Queen of Peace Pastor Father John Eze has one defining statement: “It is all by grace and mercy.” That statement is on a sign on the wall in his office.
Father Eze grew up in the eastern part of Nigeria “in a very strong Catholic home.” His family prayed together and attended daily Mass. “There was so much love and compassion,” he said of his family home. His father was a catechist helping with missions, putting up schools and churches. Father Eze used to tell people: “Dad was the justice of God and mom was the mercy of God, but I realized both together was synergy — offering both God’s mercy and justice.”
He believes that it is only because of God’s grace and mercy that he is where he is today.
Father Eze was attracted to the priesthood from a very young age. His godfather was a priest, which had a big influence on him. When he attended Mass at around six years old, he was so overcome with the feeling that he should be at the altar with the priest that he started running forward before his father caught him.
“My ardor was so strong, I was looking forward to a time when I could break away and run faster,” he recalled.
The priest saw the commotion he made during Mass and allowed him to come forward.
So he sat on the steps at the altar, and before long his siblings started calling him “Father John.”
When it was time to go to high school, his diocese announced the opening of a minor seminary. For Father Eze, it “was no difficult decision for me” to choose to attend. His parents, however, did not have the resources to send him.
He was so determined to go that he ran away at age 12, jumping in the back of a truck headed to the minor seminary four hours away. When he was discovered and said he wanted to be a priest, a priest brought him into the school. All he had with him was a pair of trousers and a shirt and had to borrow other items from classmates. After two weeks, the rector called him into his office where he told his story.
The rector replied that if God called him, he would find a way back. Unfortunately, he could not remain in the seminary. Back home his parish priest — a Canadian missionary — took over his seminary formation and said donations to the missions paid for his education.
The priest told him if he became a priest, “it would be a gift to the Church, but if I don’t, I’d have to pay it back so someone else could be taken care of.”
He was ordained a deacon in 1996 and a priest in 1997. He worked as an assistant to that same priest for three years. “It was a wonderful experience,” he said.
When he went to Rome with that same priest, it was his “first experience traveling outside my country.”
Fifteen years of his priesthood were spent in his home country before coming to the United States in 2011 on a visit arranged by a childhood friend from Nigeria. Father Eze always had a desire to visit the U.S., so his friend asked Father Glenn Kohrman, who was at St. Vincent de Paul, Elkhart at the time if he could come for a visit.
At the end of the trip, Father Kohrman asked if Father Eze could come back the next year while he was on sabbatical. Though it would be challenging financially, Father Eze was open to the idea and Father Kohrman assured him that the diocese would help him finance it and acquire a work visa.
“That was too good to say no to,” he said, and obtained his bishop’s permission to return.
Sabbaticals in Nigeria and the U.S. differed in length, though, a fact that he was not aware of at the time. When Father Kohrman returned, Father Eze asked if he could petition Bishop Kevin C. Rhoades for another assignment.
The timing could not have been better, as Father Dan Scheidt, then-pastor of Queen of Peace, Mishawaka, needed surgery, so Bishop Rhoades sent him there.
“I found great joy in coming to this family,” Father Eze said.
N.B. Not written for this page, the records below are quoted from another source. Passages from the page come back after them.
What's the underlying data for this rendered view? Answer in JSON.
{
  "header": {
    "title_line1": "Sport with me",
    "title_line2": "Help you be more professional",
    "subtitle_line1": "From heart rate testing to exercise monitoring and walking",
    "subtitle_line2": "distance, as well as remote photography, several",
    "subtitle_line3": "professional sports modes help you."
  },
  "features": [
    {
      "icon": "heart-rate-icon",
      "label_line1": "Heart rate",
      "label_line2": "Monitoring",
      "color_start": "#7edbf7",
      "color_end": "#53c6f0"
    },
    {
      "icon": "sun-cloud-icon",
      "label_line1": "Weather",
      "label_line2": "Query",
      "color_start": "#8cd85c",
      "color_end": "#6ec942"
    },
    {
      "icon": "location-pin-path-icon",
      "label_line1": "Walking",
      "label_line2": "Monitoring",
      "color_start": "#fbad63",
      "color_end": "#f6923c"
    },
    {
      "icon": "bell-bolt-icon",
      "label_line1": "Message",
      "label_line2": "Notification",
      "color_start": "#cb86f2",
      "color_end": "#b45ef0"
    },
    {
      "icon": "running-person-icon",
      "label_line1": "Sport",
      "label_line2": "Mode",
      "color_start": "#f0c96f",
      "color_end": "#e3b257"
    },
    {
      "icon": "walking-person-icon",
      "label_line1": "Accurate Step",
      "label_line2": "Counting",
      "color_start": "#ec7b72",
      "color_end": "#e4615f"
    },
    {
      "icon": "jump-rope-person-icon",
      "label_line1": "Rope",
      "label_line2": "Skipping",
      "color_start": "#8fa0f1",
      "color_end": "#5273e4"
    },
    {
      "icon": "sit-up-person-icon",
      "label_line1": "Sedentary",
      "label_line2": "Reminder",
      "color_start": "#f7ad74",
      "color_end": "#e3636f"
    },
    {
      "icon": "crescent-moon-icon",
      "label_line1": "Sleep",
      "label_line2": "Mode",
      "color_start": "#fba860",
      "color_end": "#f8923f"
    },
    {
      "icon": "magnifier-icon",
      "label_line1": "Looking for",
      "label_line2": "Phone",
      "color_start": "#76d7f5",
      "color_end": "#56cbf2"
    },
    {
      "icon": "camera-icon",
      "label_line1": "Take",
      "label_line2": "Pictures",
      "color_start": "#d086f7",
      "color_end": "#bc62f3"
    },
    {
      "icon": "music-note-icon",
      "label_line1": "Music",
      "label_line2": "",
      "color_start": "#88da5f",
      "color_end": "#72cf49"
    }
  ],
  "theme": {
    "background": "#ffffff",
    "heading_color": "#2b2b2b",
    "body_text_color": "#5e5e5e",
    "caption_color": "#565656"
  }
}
When he walked into the church, he saw the year 1997 on a wall — the year he was ordained –and the year 1969 on another wall — the year he was born. “Two important dates in my life were on the wall of this church. I thought, ‘God, I don’t know what you’re saying, but I think you’re saying something!’”
He was allowed to stay and was installed as Pastor of Queen of Peace in July of 2013. A few years after being installed as pastor, he came down with a life-threatening illness, ending up in a coma for three weeks and in the hospital for three months. Doctors even talked about taking him off life support, but his sister adamantly refused, and he recovered to continue his priestly ministry.
The most rewarding part of which, he said, is Eucharistic Adoration. In his younger years, he thought: “‘If God gives me the grace to be a priest I’ll make the Eucharist — especially Eucharistic adoration — the heartbeat of my ministry.’”
He has always had a “great love for clinical psychology” and in 2020 he asked the bishop if he could pursue a master’s degree in mental health counseling, which he is studying at Indiana University South Bend.
Father Eze had this advice for those discerning a vocation: “It’s God who calls and once God calls you, He gives grace. Do not rely on yourself; trust He’ll carry you through everything. Come the way you are; give yourself to God. No man or woman is a finished project — we’re all a work in progress.”
He will celebrate the 25th anniversary of his ordination on July 5, and for him, “It feels like yesterday — I must be having fun because time has flown!”